We can now in a ‘system of work’ use voice reliably. Voice inputs recorded over time were used, for example, to synthesise the first draft of this article. Where many voice notes and observations were recorded walking around my kitchen and collated with the help of AI.
Capability Through Orchestration of Specialist Models
The third capability driver is orchestration. The orchestration of specialist models is one of the most interesting directions for realising productivity gains and enabling symbiotic human/AI work in SMEs. The specialisation drive does not stop at the models themselves but extends to the platforms we use as a result.

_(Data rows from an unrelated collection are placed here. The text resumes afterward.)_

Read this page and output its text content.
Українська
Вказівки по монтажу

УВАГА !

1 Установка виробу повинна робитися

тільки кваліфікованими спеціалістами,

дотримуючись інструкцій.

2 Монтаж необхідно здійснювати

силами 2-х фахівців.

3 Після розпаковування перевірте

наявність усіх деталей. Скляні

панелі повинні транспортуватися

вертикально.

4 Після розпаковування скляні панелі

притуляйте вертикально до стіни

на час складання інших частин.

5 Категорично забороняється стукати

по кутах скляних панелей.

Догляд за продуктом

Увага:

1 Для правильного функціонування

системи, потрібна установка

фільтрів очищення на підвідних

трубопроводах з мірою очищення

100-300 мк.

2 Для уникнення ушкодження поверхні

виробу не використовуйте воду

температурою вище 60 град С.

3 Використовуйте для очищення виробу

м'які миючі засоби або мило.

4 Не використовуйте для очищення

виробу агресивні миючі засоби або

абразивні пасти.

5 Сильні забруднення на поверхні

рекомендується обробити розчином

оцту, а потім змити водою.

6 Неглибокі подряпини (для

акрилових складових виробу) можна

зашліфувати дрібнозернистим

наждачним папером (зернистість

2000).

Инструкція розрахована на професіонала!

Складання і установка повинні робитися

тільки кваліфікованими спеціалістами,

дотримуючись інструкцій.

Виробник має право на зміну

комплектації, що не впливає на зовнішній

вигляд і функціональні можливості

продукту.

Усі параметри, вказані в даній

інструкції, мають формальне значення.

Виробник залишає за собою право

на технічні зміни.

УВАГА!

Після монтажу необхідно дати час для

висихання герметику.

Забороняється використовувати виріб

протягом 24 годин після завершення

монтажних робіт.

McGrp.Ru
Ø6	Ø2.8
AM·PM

Platform providers are building out their agentic interfaces - basically making them AI-ready - using the Model Context Protocol. This produces even more useful outcomes as my own case study below shows.
Composing AI enabled Systems of Work
Composing what I call these AI-enabled systems of work is very different to buying a platform that supposedly helps you create things with AI. Only by composing a system of work that fits your intent, your business values, and the product you're creating will you get the maximum benefit.
And the ability to join up and create these systems of work is significantly easier today than it was even two years ago, with the maturing of protocols like the Model Context Protocol (MCP).
Think of it as one of the emerging fundamental enablers, just as APIs and JSON were integral to the manifestation of the modern digital world in enabling cloud based platforms to communicate.
Over the last 18 months experimenting to build the foundations of this site Digitising Events has shown me that enterprises will only start to see performance gains by exploding our current work systems [link to my article] and reconstructing them with AI woven into the fabric. Not as a human replacement but as an enabler.
By thinking of the adoption of AI in this way and not just focusing on chatbots and their utility, there is a lot more we can get out of this technology beyond videos of cats on the moon, or indeed, gleeful announcements of job cuts. The accessibility of AI will fundamentally change our systems of work.